If Balzac represents sleepless, coffee-addict writers, it is important to speak of the other type of sleepless, coffee addicts, the ones that defer sleep in the pursue of another necessity: reading. Maybe they have to read, maybe they want to read, but in any case, caffeine-fueled reading is a different kind of reading. The effects of coffee, agility and even nervousness, make of it an altered reading that may have some incidence in dreams, that might result in misinterpretation or overinterpretation (the best kinds of reading).
And for the sleepless writer/reader, coffee is an ally in the mornings too. This time is also about postponing, about delaying the start of the day. The morning cup represents a brief time in which we can collect strength to take us through the day. Morning coffee is an intimate moment, a chance to really wake up, with every sense, a personal time in which we may read a book or the newspaper to find out the kind of world we woke up in that day, or simply look at the coffee cup until sleepiness is finally gone.
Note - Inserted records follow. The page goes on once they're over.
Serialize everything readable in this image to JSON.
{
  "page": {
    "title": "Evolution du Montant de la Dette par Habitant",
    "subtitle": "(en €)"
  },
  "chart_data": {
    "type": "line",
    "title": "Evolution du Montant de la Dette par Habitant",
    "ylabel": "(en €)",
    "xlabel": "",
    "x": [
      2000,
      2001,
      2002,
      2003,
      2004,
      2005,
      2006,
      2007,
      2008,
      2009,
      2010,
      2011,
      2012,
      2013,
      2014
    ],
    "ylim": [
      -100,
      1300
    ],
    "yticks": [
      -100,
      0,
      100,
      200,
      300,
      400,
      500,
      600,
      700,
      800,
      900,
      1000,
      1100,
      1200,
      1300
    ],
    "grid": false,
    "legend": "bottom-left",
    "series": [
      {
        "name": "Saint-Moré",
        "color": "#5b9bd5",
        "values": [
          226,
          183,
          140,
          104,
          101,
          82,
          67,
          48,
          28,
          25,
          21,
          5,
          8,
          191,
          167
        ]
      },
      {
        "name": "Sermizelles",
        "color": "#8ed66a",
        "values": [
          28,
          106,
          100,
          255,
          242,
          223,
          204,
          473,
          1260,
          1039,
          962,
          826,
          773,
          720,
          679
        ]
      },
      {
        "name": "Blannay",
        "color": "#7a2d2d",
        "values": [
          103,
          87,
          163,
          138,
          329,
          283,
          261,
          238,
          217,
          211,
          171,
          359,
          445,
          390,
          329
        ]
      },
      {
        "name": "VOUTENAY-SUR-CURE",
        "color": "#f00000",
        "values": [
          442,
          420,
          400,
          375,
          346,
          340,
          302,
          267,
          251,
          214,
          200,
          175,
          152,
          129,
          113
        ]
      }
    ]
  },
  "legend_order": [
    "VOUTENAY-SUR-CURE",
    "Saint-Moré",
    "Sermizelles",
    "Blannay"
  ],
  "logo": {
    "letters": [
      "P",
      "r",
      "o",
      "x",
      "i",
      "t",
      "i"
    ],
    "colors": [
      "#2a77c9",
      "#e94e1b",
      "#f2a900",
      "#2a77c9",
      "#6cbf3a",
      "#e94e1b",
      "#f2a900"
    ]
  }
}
In the end, to drink coffee is an act of faith, a possibility to be more, to write more and to read more (activities that might be the same), a door into the world. Just like ink and paper, coffee is necessary to literary life. I’m not saying other professions don’t count on coffee, but maybe those who haven’t felt the frenzy of drinking coffee after midnight just to be able to keep reading or writing, don’t feel shivers down their spines when they think that, were it not for coffee, many masterpieces would have never been written.